Being honest and not harming others to get a desired legal outcome puts massive limits on profit making in the law profession. The truth will only occasionally be on your side, and will rarely justify the largest possible payout. Consistent victories, and the largest settlements requires unethical dishonesty and knowingly harming others and undermining the integrity of the justice system for personal gain. Thus, yes, the best for-profit lawyers tend to be terrible people willing to engage in such actions on a constant basis, which essentially requires a near-pathological lack of conscience.

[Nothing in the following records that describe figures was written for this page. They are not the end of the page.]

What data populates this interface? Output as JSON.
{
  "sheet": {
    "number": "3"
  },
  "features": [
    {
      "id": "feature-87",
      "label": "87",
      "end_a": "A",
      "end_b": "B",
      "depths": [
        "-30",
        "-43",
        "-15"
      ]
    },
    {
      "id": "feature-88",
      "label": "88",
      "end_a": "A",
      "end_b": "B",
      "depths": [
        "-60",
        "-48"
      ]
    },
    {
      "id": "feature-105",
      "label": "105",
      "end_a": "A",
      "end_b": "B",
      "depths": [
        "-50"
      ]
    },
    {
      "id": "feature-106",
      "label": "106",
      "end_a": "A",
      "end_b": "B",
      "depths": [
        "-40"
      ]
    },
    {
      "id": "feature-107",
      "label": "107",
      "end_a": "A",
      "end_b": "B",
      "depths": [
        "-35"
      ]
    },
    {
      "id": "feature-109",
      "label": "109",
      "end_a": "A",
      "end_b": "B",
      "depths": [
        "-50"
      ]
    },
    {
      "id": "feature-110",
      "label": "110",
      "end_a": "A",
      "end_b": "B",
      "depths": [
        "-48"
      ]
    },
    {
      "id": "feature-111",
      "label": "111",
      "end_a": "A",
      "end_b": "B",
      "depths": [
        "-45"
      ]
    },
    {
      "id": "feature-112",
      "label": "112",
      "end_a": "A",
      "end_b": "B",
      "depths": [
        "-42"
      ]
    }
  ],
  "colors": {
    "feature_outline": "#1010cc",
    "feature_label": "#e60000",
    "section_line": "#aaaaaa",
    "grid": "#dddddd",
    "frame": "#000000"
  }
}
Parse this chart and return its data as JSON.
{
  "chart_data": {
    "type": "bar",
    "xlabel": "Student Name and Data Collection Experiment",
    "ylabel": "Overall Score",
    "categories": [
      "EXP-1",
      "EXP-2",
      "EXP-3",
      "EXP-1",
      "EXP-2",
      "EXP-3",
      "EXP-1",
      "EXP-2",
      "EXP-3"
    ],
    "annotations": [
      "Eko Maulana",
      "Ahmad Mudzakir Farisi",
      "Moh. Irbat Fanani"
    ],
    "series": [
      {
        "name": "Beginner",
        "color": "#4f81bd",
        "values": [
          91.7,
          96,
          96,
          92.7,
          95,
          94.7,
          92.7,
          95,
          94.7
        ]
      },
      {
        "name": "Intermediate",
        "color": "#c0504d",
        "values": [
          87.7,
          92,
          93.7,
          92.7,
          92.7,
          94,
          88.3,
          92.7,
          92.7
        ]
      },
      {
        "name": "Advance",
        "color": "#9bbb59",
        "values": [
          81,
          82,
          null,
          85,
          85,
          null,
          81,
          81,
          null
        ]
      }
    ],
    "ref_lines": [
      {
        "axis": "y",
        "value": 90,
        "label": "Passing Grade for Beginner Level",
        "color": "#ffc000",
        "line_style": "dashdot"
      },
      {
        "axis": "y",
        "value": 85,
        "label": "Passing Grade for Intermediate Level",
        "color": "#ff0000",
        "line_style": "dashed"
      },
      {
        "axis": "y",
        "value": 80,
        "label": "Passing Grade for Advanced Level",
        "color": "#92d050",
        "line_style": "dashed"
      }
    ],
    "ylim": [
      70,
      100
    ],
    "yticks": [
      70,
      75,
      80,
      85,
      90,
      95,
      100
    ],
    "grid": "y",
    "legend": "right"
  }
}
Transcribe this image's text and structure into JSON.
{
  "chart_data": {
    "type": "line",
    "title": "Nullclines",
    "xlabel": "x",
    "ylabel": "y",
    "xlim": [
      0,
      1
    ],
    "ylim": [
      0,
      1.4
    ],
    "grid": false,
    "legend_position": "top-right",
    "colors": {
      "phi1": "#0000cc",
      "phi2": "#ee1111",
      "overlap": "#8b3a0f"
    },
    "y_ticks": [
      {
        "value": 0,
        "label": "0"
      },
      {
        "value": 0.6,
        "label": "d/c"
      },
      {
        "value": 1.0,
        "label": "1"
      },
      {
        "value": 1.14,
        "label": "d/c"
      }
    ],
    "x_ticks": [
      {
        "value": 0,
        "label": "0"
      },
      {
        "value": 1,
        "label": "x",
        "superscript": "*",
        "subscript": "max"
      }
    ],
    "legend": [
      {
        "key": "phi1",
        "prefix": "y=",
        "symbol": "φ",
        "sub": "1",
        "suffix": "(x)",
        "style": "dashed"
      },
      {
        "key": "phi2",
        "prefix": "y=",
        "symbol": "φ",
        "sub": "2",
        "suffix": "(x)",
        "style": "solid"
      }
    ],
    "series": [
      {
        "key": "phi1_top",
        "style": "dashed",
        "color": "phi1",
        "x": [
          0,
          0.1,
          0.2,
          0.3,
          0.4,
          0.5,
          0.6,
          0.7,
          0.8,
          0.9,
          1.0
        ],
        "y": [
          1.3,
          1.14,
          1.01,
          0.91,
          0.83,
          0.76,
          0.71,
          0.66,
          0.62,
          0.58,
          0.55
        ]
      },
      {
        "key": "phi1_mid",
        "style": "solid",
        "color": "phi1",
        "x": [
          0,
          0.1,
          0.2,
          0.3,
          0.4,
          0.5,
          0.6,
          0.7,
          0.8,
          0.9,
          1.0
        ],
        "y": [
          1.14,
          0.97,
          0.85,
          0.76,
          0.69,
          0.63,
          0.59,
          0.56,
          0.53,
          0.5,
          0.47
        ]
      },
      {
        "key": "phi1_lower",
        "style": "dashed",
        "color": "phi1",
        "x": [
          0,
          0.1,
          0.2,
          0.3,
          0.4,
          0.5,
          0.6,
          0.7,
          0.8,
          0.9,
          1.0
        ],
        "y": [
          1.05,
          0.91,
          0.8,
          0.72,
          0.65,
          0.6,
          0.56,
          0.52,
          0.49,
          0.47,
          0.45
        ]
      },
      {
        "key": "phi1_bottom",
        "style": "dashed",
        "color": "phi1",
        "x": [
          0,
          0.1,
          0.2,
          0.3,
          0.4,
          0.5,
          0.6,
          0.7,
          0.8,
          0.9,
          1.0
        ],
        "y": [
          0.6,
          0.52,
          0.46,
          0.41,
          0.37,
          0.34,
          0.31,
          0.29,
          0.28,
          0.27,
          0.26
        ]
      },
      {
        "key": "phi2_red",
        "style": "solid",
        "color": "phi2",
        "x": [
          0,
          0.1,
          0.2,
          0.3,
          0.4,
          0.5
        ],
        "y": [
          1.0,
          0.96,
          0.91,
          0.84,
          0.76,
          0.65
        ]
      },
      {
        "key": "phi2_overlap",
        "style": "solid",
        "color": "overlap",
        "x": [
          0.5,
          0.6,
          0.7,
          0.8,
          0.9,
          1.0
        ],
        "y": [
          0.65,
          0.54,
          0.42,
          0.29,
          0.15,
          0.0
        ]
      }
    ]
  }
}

That's not right at all. On the defense side, one of the surest ways to lose a client (be it a business or an insurance company retaining counsel for its insured) is to get the analysis wrong. If you tell them that the plaintiff doesn't have a case but then the plaintiff ends up with a high settlement or judgment, you got some explaining do to. I've see this. The defense lawyers who keep their clients are the ones who spot the weaknesses in the defense case early and inform their client of that risk. On the plaintiff side, being dishonest is rarely rewarding because the defense can easily sniff out that dishonesty, juries punish for the dishonesty, and a lawyer's license can be suspended or disbarred for that dishonesty. The legal profession is self-regulating, and it takes that task seriously. At the end of any state bar journal is list of attorneys who have been reprimanded, suspended, or disbarred.

This notion that attorneys are unethical and dishonest is Hollywood bluster.
 
Shouldn't an unbiased measure of performance be success in the courtroom?

That's the judge's role, to make sure neither side brings up irrelevancies or is being dishonest or breaking the rules.

So the judge also keeps male and female lawyers equally from overbilling their clients? The paper you cited did indicate that male lawyers overbill more...

But anyway, the paper is using 2 financials only to determine performance. I think success in the courtroom is a better measure.
 
That's the judge's role, to make sure neither side brings up irrelevancies or is being dishonest or breaking the rules.

So the judge also keeps male and female lawyers equally from overbilling their clients? The paper you cited did indicate that male lawyers overbill more...

But anyway, the paper is using 2 financials only to determine performance. I think success in the courtroom is a better measure.

It said nothing of the sort. It said they get 10% more billable hours, which is mostly accomplished by staying longer hours and working on more cases. You do realize that most law firms create a time budget for each case? If you spend too long on your part of the case that's a bad thing.